In 1885 a Dutch grower became the first to streamline the tulip bulb, discarding all but the most perfect specimen bulbs and the Darwin Tulip was born. This single flower and single colour Tulip was the forerunner to all the hybrids that we see today and many of today’s popular Tulips are hybridised with the Darwin Tulip such as Tulipa ‘Apeldoorn’ (a bright red) and Tulipa ‘Queen of the Night’ (almost black) and the near perfect white of Tulipa ‘Maureen’.
Tulip bulbs are best planted either in late August or the favoured time is now thought to be November/December so the bulbs are not waterlogged and rot in the often wet autumn climate.
Plant your chosen tulips, pointy side up, in borders and beds, at a depth of at least 2/3 times the height of the bulb. This deep planting helps to keep the bulbs in the best condition for continual flowering over a period of years. The bonus is also that they can remain undisturbed as summer bedding plants come and go. In pots and containers they do not need to be planted so deep, as usually pots are changed every season and new bulbs replanted annually. Don’t discard pot grown tulip bulbs though. Either dry them out and replant into pots in the autumn or plant them your border as soon as you lift them.
A spring garden is not complete without a display of Tulips alongside Daffodils, Narcissus Tête á Tête, Forget-me-Nots and wallflowers.

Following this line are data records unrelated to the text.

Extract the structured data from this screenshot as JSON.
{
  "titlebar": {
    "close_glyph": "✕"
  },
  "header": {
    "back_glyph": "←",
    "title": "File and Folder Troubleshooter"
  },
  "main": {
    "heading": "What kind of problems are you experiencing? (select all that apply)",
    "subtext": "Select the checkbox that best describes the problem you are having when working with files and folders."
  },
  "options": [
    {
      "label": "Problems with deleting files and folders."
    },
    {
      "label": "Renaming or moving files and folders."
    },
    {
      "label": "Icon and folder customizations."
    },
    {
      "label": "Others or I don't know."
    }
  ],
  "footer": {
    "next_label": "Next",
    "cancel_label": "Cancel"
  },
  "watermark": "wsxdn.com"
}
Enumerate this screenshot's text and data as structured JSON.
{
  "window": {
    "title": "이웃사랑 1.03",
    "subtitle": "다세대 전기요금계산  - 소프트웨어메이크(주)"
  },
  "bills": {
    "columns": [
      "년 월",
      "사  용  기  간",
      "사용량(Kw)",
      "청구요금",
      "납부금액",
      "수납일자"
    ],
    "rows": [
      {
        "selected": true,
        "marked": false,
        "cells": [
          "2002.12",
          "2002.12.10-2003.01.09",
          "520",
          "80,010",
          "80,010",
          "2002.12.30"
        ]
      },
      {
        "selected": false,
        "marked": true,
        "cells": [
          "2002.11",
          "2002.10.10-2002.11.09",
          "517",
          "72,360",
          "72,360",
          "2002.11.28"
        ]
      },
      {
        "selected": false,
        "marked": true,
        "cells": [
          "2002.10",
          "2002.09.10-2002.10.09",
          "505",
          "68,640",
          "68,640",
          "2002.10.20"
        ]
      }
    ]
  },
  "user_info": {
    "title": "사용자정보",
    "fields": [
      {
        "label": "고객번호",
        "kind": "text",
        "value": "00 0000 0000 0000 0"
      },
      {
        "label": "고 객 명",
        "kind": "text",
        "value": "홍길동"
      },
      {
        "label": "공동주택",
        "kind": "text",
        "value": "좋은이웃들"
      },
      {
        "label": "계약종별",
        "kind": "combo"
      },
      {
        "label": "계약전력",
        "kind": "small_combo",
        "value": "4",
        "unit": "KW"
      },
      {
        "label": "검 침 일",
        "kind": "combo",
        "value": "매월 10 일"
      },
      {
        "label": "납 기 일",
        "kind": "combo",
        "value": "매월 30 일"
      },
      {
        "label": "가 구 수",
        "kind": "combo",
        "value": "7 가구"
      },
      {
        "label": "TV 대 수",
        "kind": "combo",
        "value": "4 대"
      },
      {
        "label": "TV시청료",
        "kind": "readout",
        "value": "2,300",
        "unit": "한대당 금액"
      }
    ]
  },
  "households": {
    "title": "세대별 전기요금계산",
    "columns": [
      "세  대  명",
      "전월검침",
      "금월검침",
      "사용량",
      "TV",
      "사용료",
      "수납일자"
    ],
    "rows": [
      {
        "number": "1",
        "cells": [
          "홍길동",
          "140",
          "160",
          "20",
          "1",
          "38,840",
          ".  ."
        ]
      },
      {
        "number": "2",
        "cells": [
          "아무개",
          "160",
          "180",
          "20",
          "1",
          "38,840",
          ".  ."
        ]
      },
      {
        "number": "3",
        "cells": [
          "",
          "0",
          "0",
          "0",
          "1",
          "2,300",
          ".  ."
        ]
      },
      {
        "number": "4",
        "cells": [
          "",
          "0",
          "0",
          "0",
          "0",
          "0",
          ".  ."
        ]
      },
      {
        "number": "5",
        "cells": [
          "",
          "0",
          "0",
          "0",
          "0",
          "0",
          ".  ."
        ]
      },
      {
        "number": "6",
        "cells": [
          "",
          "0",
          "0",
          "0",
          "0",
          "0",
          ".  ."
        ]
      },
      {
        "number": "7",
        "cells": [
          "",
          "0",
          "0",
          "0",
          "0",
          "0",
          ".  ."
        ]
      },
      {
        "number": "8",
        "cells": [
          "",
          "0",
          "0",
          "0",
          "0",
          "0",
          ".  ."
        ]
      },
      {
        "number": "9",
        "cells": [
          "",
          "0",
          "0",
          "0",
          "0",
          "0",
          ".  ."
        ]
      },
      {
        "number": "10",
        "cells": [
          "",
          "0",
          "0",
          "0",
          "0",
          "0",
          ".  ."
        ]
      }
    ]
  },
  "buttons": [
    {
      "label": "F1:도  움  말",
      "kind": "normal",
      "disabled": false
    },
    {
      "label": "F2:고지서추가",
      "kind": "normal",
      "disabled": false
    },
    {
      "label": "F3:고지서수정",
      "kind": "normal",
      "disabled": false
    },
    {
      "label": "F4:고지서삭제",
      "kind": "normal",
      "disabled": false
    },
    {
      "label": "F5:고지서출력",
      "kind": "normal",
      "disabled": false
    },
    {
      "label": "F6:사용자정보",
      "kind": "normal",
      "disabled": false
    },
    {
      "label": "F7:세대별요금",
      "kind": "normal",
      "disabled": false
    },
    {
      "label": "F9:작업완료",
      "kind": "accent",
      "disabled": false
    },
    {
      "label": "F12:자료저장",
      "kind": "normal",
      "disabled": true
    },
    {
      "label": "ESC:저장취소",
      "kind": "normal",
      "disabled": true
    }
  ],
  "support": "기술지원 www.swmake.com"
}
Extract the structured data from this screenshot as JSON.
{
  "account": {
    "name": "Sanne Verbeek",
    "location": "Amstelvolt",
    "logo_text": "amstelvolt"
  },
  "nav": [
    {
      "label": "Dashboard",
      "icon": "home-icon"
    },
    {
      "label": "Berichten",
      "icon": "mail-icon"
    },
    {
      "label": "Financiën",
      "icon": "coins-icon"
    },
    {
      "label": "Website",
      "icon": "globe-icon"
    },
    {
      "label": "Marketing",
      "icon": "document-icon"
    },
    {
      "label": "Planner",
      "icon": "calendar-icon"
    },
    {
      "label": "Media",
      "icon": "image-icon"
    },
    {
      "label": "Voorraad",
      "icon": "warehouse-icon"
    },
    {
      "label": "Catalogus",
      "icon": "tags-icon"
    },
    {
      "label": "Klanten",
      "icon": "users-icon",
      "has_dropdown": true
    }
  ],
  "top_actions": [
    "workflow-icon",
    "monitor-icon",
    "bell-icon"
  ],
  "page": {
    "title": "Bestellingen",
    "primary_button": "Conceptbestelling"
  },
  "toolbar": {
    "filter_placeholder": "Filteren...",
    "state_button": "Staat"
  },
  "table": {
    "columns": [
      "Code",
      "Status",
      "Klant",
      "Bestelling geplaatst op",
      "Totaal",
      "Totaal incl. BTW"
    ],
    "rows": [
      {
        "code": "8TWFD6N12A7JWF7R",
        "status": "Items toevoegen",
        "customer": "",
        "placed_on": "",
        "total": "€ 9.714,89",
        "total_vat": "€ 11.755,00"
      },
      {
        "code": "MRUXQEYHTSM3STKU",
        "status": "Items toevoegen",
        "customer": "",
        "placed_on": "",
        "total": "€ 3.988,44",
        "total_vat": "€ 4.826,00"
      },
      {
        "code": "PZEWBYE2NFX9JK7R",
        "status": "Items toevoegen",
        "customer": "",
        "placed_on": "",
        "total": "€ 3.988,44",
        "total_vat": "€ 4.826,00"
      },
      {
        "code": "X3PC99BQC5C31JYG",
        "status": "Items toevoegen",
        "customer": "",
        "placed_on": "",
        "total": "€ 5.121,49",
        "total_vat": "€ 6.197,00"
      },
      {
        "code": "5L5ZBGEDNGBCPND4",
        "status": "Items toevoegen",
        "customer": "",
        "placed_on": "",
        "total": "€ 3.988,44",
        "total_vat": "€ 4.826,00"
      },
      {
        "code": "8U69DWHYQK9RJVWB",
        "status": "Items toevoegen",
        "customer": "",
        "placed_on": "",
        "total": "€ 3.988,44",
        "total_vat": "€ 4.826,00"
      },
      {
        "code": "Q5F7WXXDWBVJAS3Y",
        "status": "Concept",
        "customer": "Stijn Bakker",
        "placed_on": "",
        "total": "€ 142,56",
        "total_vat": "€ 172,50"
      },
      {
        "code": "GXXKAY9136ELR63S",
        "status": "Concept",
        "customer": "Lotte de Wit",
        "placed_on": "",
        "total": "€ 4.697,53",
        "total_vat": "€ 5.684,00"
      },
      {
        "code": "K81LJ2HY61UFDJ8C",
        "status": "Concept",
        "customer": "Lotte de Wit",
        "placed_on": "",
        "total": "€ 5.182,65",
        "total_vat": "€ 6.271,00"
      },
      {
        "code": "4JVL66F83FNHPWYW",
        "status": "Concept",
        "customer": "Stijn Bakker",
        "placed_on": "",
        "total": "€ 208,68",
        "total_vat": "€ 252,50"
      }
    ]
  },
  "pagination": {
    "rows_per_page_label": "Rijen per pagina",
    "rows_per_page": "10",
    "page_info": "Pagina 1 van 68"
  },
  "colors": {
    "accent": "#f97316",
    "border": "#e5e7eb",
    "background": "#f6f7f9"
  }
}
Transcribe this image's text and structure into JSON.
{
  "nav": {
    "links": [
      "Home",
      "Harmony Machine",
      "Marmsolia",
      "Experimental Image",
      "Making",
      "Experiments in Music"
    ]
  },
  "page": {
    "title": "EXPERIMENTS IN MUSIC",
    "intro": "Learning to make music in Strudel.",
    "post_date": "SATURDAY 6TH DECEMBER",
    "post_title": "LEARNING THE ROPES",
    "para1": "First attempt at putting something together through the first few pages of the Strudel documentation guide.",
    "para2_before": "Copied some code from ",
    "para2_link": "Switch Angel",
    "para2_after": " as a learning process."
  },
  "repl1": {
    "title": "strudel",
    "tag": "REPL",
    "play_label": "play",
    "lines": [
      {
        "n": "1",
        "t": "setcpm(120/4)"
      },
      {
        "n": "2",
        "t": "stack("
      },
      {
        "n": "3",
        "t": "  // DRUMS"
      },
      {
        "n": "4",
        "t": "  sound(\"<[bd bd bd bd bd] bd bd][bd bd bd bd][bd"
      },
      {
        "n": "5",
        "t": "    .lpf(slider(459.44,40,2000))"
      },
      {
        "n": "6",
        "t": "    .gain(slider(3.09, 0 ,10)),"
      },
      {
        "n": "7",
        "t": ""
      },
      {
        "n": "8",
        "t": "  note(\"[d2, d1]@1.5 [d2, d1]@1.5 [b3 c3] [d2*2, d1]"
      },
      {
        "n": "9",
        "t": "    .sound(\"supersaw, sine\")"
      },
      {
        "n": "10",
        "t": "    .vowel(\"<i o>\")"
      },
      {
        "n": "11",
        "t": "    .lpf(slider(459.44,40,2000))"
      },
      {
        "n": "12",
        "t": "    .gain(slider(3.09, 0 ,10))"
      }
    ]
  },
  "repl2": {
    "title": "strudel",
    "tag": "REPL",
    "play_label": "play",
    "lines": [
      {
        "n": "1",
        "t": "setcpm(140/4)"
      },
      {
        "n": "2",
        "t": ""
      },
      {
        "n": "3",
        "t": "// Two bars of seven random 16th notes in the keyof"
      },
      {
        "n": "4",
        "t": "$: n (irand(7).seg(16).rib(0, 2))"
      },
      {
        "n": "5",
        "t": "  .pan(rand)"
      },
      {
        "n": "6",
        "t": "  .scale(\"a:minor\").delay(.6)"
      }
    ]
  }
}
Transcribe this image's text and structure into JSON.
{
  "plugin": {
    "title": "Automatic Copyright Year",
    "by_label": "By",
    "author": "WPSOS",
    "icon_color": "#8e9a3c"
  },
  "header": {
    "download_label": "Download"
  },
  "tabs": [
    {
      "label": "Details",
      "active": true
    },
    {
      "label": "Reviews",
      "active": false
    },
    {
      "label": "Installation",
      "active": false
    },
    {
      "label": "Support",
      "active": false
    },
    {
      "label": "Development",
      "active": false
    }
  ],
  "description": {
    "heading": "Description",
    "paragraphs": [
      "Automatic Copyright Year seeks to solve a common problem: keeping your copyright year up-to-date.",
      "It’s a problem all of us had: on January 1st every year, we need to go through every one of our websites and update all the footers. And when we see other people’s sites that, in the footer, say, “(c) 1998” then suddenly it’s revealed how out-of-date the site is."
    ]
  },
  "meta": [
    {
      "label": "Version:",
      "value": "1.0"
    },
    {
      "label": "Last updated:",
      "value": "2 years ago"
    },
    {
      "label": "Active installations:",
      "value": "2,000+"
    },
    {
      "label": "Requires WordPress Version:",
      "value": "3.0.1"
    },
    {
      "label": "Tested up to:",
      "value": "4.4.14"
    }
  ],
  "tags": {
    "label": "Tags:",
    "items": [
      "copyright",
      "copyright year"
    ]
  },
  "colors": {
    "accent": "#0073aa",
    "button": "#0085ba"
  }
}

With so many varieties available there is one to suit most gardens and tastes from the downright frivolousness of ‘BlackParrot’ Tulips; the regal crown like petals of the lily-flowered Tulipa ‘China Pink’ and the austere, tall & elegant flowers of Tulipa’Kinsgsblood’.
A visit to the tulip beds of Holland in springtime is a gardener’s delight but many gardens in the UK open to the public over the Easter holidays and beyond, creating their own beds and borders filled with riots of colour - that is the joy of Tulips!